Sunday, August 30, 2015

Masuk "50 Besar" Puisigrafi

Saya bersyukur kepada Tuhan atas segala anugerah-Nya yang membawa  puisigrafi 
karya bersama antara saya dan Sdr. Arif Wijaya  yang berjudul "Derai Hujan, Dering Hati" 
ini bisa termasuk dalam "50 Besar" dalam sebuah lomba bertema "Perempuan dalam Hujan".
Ke-50 karya kontributor ini bersama sejumlah puisi karya penulis tamu akan dibukukan 
dalam sebuah antologi puisigrafi yang berjudul "Payung Hitam".
Meski tak menjadi pemenang utama, kami merasa memperoleh kehormatan atas kesempatan
berkarya dalam genre puisi yang masih relatif baru di Indonesia.
Soli Deo Gloria!











Friday, August 21, 2015

Gusar dan Gusur

Peristiwa penggusuran yang terjadi di kawasan bantaran kali di Kampung Pulo, telah 
menggerakkan saya untuk menuangkannya dalam bentuk puisi.
Manusia - baik kaya maupun miskin - selalu memiliki problem. Dan problem tersebut harus dicari jalan keluarnya. Nah, di sinilah benang ruwetnya. Masing-masing kepala memiliki pendapat
yang bukan saja berbeda, melainkan bisa bertentangan satu dengan yang lain.

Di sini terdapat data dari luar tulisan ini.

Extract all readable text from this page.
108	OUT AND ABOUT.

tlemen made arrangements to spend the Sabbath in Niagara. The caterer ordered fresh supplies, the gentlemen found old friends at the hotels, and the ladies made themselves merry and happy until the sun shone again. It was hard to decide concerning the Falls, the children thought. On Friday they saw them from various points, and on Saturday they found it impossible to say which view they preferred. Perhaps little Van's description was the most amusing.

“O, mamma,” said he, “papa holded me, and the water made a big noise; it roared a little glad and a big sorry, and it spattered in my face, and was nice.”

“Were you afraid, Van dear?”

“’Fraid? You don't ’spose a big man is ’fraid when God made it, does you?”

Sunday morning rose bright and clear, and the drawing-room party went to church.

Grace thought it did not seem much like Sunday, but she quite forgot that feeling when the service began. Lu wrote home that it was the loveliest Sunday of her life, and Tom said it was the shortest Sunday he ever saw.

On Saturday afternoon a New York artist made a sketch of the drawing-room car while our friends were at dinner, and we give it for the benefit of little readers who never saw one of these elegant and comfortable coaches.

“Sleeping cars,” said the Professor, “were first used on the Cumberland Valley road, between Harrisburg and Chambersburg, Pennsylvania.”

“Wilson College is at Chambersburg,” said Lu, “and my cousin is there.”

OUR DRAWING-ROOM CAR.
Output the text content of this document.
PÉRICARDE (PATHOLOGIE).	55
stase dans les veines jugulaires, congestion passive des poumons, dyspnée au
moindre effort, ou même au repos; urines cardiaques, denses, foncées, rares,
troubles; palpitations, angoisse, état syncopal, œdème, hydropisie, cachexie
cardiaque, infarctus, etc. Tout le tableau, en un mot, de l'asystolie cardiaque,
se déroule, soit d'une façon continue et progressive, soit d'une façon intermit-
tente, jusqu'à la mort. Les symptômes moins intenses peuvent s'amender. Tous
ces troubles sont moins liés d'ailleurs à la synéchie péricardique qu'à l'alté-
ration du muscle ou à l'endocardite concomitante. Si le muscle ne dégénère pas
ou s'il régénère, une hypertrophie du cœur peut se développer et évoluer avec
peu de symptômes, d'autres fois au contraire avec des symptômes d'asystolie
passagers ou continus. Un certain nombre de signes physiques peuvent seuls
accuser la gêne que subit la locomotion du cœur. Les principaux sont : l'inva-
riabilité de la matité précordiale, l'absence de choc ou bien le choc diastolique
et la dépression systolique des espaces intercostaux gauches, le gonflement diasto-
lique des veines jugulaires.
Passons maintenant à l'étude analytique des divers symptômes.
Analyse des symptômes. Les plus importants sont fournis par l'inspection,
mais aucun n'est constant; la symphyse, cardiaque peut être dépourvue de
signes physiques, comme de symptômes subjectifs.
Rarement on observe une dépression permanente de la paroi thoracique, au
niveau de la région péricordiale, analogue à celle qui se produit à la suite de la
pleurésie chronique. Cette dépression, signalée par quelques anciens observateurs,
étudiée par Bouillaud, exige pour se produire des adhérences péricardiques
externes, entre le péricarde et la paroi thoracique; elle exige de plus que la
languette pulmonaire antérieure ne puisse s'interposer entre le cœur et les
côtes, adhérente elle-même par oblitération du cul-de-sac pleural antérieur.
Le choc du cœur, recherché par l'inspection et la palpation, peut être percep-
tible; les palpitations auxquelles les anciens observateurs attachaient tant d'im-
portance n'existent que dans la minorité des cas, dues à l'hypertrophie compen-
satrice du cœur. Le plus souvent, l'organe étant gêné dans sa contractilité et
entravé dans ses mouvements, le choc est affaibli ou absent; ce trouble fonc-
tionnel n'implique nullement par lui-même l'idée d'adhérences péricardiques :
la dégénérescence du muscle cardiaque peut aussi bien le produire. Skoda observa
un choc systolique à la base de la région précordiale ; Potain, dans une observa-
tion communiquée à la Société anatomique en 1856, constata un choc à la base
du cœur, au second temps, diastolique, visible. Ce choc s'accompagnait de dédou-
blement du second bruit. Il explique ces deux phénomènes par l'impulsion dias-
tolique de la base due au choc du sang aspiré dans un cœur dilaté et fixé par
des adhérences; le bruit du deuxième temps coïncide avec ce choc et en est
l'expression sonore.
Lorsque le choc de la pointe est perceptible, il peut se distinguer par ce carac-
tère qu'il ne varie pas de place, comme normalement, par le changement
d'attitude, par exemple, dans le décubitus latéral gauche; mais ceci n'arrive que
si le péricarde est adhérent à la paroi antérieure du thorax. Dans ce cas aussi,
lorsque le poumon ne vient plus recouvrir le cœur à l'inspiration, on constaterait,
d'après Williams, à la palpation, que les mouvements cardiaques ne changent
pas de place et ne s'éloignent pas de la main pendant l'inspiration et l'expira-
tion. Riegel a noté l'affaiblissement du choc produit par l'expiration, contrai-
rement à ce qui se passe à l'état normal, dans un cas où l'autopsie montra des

Yang jelas, sebuah
keputusan itu tak mungkin memuaskan hati semua orang.



Gusar dan Gusur
Oleh Budianto Sutrisno

Miskin memang bukan suatu kemauan
apalagi sebuah pilihan atau cita-cita
 miskin memang sebuah kenyataan
yang ada dari zaman ke zaman
mereka kaum tertindas dan terempas
merasa paling nestapa dan teraniaya
api iri dan cemburu mudah membara di dada

Tapi mereka harus hidup
terlindung dari sengat mentari dan deras hujan
gubuk reyot di ranah kumuh jadi istana mereka
tak peduli tanah siapa empunya
di mana ada celah untuk berpijak
di situ mereka beranak-pinak
sampah dan kotoran siapa peduli
semuanya beres jika dibuang ke kali
banjir bukan bencana lagi
tapi kesempatan memperoleh rezeki
sumbangan deras mengalir, mereka tinggal berkipas diri
mental pengemis melebur jadi jati diri

Kala musim gusur tiba
mereka jadi gusar luar biasa
upaya relokasi dianggap menyumbat aliran rezeki
gusur jadi melanggar hak asasi
curi tanah negara itu biasa
tak punya izin bangunan juga tak apa
siapa sumbat rezeki, dia harus mati
bakar-membakar jadi lazim
lempar batu bukan hal baru
adu kepalan tinju tidaklah tabu
terus merangsek maju mengumbar gebu nafsu
tanpa pertimbangkan benar atau keliru
urusan perut itu nomor satu
persetan dengan moral, hukum, dan kebenaran

Kala kebenaran tak lagi jadi kiblat kehidupan
manusia menjadi budak keliaran
kala kebenaran memimpin
kebijaksanaan berjalan mengiringinya
gusar tak jadi barbar
gusur jadi teratur


***

Friday, August 7, 2015

Berkepala tapi Tak Berotak

Salah satu problem yang menjengkelkan dalam hidup ini adalah ketika kita berhadapan dengan
orang bodoh yang tak tahu diri. Orang yang bersangkutan merasa diri selalu benar, dan yang
salah selalu orang lain. Orang seperti ini hanya mau mendengarkan suara sendiri, tetapi menulikan
diri terhadap pendapat orang lain. Mengeluh dan mengomel berkepanjangan adalah ciri khasnya. Merasa diri yang berkuasa atas segalanya, padahal bodoh luar biasa.
Perasaan semacam ini saya tuangkan dalam bentuk puisi di bawah ini.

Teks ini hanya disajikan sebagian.